Incentive plans are one such way to motivate employees to expend more effort, but they are usually not very flexible. Most incentive plans involve a pay-for-performance arrangement in which employees are rewarded for the achievement of specific objectives. These types of compensation strategies tend to be of medium-range duration, and include performance criteria that feature broad operational or financial metrics. Limitations include the fact that many important performance “events” occur over an irregular timeframe rather than a standard cycle; employees’ impact on plan criteria may be narrow or subject to uncontrollable factors; and the fact that employees may not see the trade-off of their extra effort for a set level of payout to be attractive enough to motivate them. For these reasons, employers should consider other compensation strategies to engage and reward their top performers.
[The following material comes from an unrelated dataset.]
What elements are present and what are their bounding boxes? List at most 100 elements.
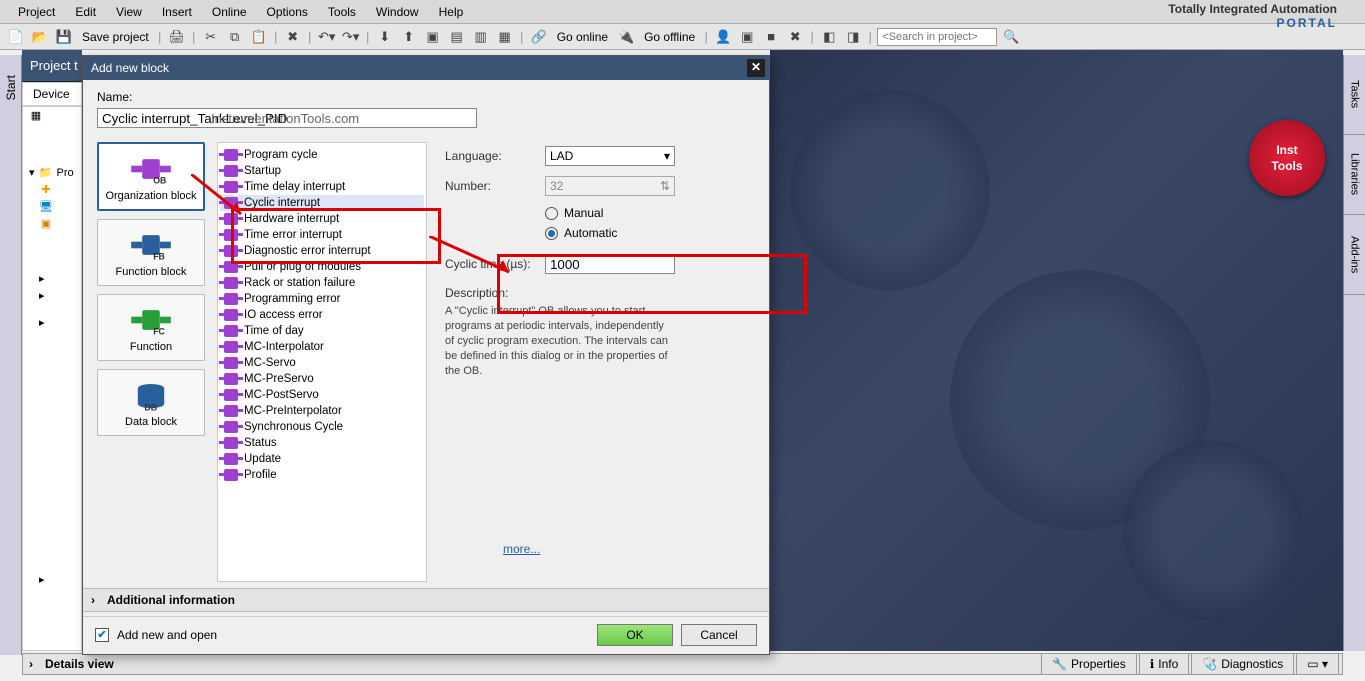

One such option is side agreement compensation; a variable pay plan whereby an employer and employee negotiate a closed-ended exchange with the help of a Professional Employer Organization (PEO). These agreements are most beneficial when the employer wants to achieve an outcome that is both tangible and has a measurable monetary value to the company, but may be an extraordinary part of the employees’ job (i.e.—a special assignment or project). Payout is made conditional on producing a specific work outcome, so employees are not limited by the constraints of typical incentive plans.
Working with a PEO to facilitate side agreement compensation ensures a fair exchange for both parties. The PEO acts as a facilitator, interacting with the employer and employee to establish mutually acceptable exchanges on a pre-determined basis. Specifically, the PEO assists in defining and formalizing the terms and conditions of the agreement so that employees have a concrete understanding of expectations and rewards. This ensures continued motivation and increased productivity, which benefits both parties over time.
Though many different compensation strategies exist, side agreement compensation is one that all employers should consider. By involving a PEO as a third-party mediator, employees are made to feel like they are receiving a fair reward for their efforts, and will likely put in extra effort to produce exceptional results.